Au-delà de la conjoncture et de l’intense guerre de compétitivité qui remettent en cause le destin de l’usine Ford-Blanquefort (Gironde), il faut tenter d’identifier des causes plus « profondes » d’abord – en discutant des racines de la mécanique dans l’agglomération – et plus larges ensuite, en évaluant la stratégie globale du groupe Ford. Il faut commencer par remonter dans l’histoire industrielle girondine. Elle a été riche en filières de transformation du métal, dès le XIXe siècle, avec des fonderies, des fabricants de machines à vapeur, de matériel de navire, de pressoirs à raisin, de moulins à vent, etc. Des sociétés et des familles en ont illustré l’épopée.

1971–2019 : les grandes dates de l’histoire de l’usine Ford de Blanquefort

Mais le géographe Jean Dumas a bien reconstitué à la fois l’apogée de ces branches d’activité et les processus d’érosion, de crise et de démantèlement qui se sont enclenchés dans les années 1960–70. Or, si certaines usines ont été installées en Gironde dans le cadre de la politique d’aménagement du territoire ou de négociations géo-économiques entre groupes et responsables politiques (comme pour Blanquefort), cela ne veut pas dire pour autant qu’une réelle filière se soit mise en place, à la différence d’une filière Bois-papier-ameublement-emballage ou de la filière Vin.

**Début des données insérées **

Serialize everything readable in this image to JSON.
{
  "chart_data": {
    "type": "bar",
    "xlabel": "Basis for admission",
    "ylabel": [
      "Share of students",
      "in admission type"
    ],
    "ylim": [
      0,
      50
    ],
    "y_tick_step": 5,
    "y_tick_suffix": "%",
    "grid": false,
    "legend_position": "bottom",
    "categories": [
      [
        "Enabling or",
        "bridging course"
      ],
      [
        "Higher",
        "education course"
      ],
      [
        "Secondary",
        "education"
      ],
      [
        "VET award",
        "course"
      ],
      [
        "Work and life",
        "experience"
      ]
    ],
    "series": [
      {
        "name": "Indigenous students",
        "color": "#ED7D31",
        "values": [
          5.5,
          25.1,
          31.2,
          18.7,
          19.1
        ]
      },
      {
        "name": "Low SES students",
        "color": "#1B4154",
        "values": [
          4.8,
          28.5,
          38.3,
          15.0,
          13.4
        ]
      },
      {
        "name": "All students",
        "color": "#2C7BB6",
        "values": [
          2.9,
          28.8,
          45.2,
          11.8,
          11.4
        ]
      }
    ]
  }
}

L’automobile sans enracinement girondin On peut considérer que ce sont des usines « parachutées » : les travailleurs des chantiers navals, forts de leur expérience, ne sont nullement venus se reconvertir à Blanquefort, comme on l’espérait en 1968–70. Ce sont de jeunes ruraux ou périurbains qui ont rejoint ces deux établissements, qui se sont ainsi insérés dans « la société industrielle » au sommet de sa prospérité d’après-guerre. Mais les fonderies et autres unités de transformation mécanique sont restées dispersées, fragmentées.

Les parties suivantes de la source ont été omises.